As such, surveys force happiness into something purely quantitative, and as such the qualitative aspects of it are missing. Additionally, satisfaction in the context of a survey is viewed exclusively as an emotion, while in the social sciences – specifically sociology – it is viewed from the perspective of human behavior and patterns. For example, someone listening to cheery and upbeat music as they take a walk through the neighborhood would be considered happy under a sociological lens. Another example is during social interaction: When you see someone laughing at your joke or smiling at you, it would be fair to assume that the person is happy in your presence. Yet, the human mind does not outright categorize this in the moment as “this person is happy”. When happiness is seen through human behavior, the qualitative aspects of it come to fruition. Happiness as an emotion and happiness as human behavior are two extremely different perceptions of the same idea.

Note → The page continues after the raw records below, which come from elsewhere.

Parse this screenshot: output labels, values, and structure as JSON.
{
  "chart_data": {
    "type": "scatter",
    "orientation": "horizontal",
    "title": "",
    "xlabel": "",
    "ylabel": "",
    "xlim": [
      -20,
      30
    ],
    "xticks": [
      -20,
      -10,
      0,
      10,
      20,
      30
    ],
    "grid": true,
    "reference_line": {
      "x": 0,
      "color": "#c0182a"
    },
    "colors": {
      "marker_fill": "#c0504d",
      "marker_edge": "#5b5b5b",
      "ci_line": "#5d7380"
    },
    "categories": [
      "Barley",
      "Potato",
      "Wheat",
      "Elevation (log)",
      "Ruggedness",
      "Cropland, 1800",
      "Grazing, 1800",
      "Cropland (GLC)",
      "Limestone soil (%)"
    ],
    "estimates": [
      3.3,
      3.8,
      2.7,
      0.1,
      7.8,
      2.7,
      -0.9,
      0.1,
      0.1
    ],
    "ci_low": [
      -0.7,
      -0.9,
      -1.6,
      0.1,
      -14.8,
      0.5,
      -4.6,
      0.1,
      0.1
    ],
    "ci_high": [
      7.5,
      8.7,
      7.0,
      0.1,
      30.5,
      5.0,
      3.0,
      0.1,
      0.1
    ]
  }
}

Yet despite how broad happiness as a subject is, research around it is not entirely holistic, as most definitive journals on the topic completely ignore or hardly touch on sociological research around why that happiness exists. Happiness, what it means, and what causes it remains nebulous at best in mainstream academia. What happens in academia also occurs in the business world. Customer satisfaction can often be dependent on several outside factors that businesses are fully unaware of, such as politics and mental health. For example, a customer may be dissatisfied with a product not because there is anything wrong with the product itself, but because the business supported a politician or movement that the customer disagrees with politically. This would make the customer unhappy, but a survey about a product would not be able to account for this. There are countless outside factors that could impact a customer’s happiness with a product or service.

With happiness being difficult to accurately measure, a question arises: How can it at least be reliably measured? The answer lies through combining social sciences and machine learning, where both quantitative and qualitative aspects of happiness are considered. At ecosystem.Ai, we believe that customer happiness can be found in user data.  This data can be mapped onto and associated with a personality, which can give insight into how different types of customers experience and express various types of emotion. By using real-time feedback and engagement to actively track patterns of behavior in order to deduce satisfaction and dissatisfaction at the very minute they are experienced, businesses can actively measure different types of emotions in their customer base. Machine learning in conjunction with human data analysis and categorization is the key to understanding customer happiness.

Happiness is key for a business’s success, as it is impossible in the current age for a business to thrive with unsatisfied customers. Despite the importance of happiness, it is inherently misunderstood among businesses as a simple quantitative emotion instead of a complex human behavior. However, if a business were to apply a sociological approach to happiness in conjunction with machine learning, they would be able to accurately track customer satisfaction in real time. Happiness is becoming increasingly important in our time. As people have been spending more time at home due to the pandemic, priorities around happiness and the self have shifted globally. By being able to accurately measure and analyze customer emotions, businesses can truly put their customer’s happiness first.